また、全国の高校の入試問題が集約されているので、高校ごとの過去問集を買い漁る必要もなくなる。
まさに塾講師にとって最高の入試対策資料なのである。
とにかく大量の問題が掲載されているので、毎日1校分ずつでも解き進めていけば、数年後には塾内でもトップレベルの教科力を備えた塾講師になっていることだろう。
灘高・開成・筑駒・大阪星光・東大寺学園など、日本で最高峰の私立高校の過去問も掲載されているため、難問の研究資料としての価値も非常に高い。
おまけ.チャート式数学IA
「おいちょっと待て」と言われそうなのであえておまけに入れたが、中学数学を担当する塾講師にとって、高校数学、特に数学Aの基礎を学んでおくことはかなり重要なのである。

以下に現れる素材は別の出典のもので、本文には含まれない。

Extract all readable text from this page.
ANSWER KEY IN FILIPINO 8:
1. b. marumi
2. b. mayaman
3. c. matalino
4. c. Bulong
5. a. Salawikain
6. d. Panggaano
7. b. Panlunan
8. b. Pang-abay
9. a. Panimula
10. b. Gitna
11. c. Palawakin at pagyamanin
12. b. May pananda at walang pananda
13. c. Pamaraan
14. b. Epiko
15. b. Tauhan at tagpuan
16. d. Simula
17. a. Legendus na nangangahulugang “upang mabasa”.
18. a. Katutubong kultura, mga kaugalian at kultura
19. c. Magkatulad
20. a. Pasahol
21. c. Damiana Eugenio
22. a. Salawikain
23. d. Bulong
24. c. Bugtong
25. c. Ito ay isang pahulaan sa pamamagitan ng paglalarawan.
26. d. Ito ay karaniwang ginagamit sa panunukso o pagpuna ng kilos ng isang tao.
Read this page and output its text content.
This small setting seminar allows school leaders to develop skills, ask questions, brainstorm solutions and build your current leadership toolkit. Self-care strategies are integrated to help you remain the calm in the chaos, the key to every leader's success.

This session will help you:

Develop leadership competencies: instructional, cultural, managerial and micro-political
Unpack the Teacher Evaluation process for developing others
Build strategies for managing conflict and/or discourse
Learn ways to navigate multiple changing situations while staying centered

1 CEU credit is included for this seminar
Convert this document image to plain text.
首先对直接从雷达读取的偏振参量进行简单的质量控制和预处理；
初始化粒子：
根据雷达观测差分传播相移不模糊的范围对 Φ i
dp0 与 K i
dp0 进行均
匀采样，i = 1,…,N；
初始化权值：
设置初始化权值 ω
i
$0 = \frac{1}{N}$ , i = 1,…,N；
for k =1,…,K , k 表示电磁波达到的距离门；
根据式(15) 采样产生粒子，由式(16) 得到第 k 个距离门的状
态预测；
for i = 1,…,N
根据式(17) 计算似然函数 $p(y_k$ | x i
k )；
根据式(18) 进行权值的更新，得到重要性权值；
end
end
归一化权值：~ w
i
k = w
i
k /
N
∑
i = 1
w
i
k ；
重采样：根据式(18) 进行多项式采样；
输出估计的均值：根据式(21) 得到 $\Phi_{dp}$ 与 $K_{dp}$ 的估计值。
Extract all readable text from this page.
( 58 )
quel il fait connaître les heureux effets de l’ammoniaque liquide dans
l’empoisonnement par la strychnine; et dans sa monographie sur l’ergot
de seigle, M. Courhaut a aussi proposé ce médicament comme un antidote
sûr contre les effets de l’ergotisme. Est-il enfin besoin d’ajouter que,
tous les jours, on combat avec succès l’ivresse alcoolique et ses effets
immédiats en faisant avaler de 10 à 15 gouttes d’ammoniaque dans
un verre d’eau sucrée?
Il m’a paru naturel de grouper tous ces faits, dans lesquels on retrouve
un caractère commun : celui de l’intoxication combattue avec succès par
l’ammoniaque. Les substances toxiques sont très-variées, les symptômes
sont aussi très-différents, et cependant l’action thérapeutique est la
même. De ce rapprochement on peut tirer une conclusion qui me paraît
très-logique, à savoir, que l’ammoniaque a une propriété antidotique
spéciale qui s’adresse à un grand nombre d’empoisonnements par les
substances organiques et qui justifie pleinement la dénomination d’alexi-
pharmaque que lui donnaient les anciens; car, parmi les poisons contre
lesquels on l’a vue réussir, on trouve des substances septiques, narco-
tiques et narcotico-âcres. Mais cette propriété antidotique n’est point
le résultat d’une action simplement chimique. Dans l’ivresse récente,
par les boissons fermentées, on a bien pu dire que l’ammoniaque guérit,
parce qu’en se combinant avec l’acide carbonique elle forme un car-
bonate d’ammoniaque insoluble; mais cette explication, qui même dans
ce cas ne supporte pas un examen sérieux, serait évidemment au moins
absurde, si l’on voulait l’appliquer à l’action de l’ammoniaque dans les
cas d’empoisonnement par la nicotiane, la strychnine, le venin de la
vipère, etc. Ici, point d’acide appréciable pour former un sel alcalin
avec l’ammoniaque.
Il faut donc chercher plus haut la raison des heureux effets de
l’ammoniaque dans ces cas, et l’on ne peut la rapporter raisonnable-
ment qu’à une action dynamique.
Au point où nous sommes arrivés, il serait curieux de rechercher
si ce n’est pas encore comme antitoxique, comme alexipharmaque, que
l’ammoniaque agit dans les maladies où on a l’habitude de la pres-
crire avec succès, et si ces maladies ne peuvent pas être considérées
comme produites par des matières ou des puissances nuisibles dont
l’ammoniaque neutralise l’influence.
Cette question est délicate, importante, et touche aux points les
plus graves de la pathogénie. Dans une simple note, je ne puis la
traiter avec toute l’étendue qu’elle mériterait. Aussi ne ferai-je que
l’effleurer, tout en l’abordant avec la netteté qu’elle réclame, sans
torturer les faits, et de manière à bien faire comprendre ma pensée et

ハイレベルな中学数学を教える際は、樹形図では数え上げられないような複雑な確率の問題、不定方程式などの知識を必要とする整数の問題、チェバ・メネラウス・方べきの定理などやや応用的な図形知識を扱う場面が頻繁に存在する。
そういった際に必要となる、順列・組合せ、不定方程式の解法知識などは、中学生向け参考書ではほとんど紹介されていない。
「塾技100」や「高校への数学シリーズ」でさえもこれらの点についてはごくごく簡単にしか触れられていないため、非常に学習がし辛くなっている。
一方で、これら確率・整数・図形の性質に関する分野は、現行の高校数学(数学A)に全て収録されている。
しかも、「高校への数学」などと比べてもはるかに詳しく、丁寧に解説されているのである。
以上の理由から、高校数学を担当していない塾講師でも、白チャートや黄チャートなどのやや易しめの高校数学用参考書を持っておくことを是非おすすめしたいのである。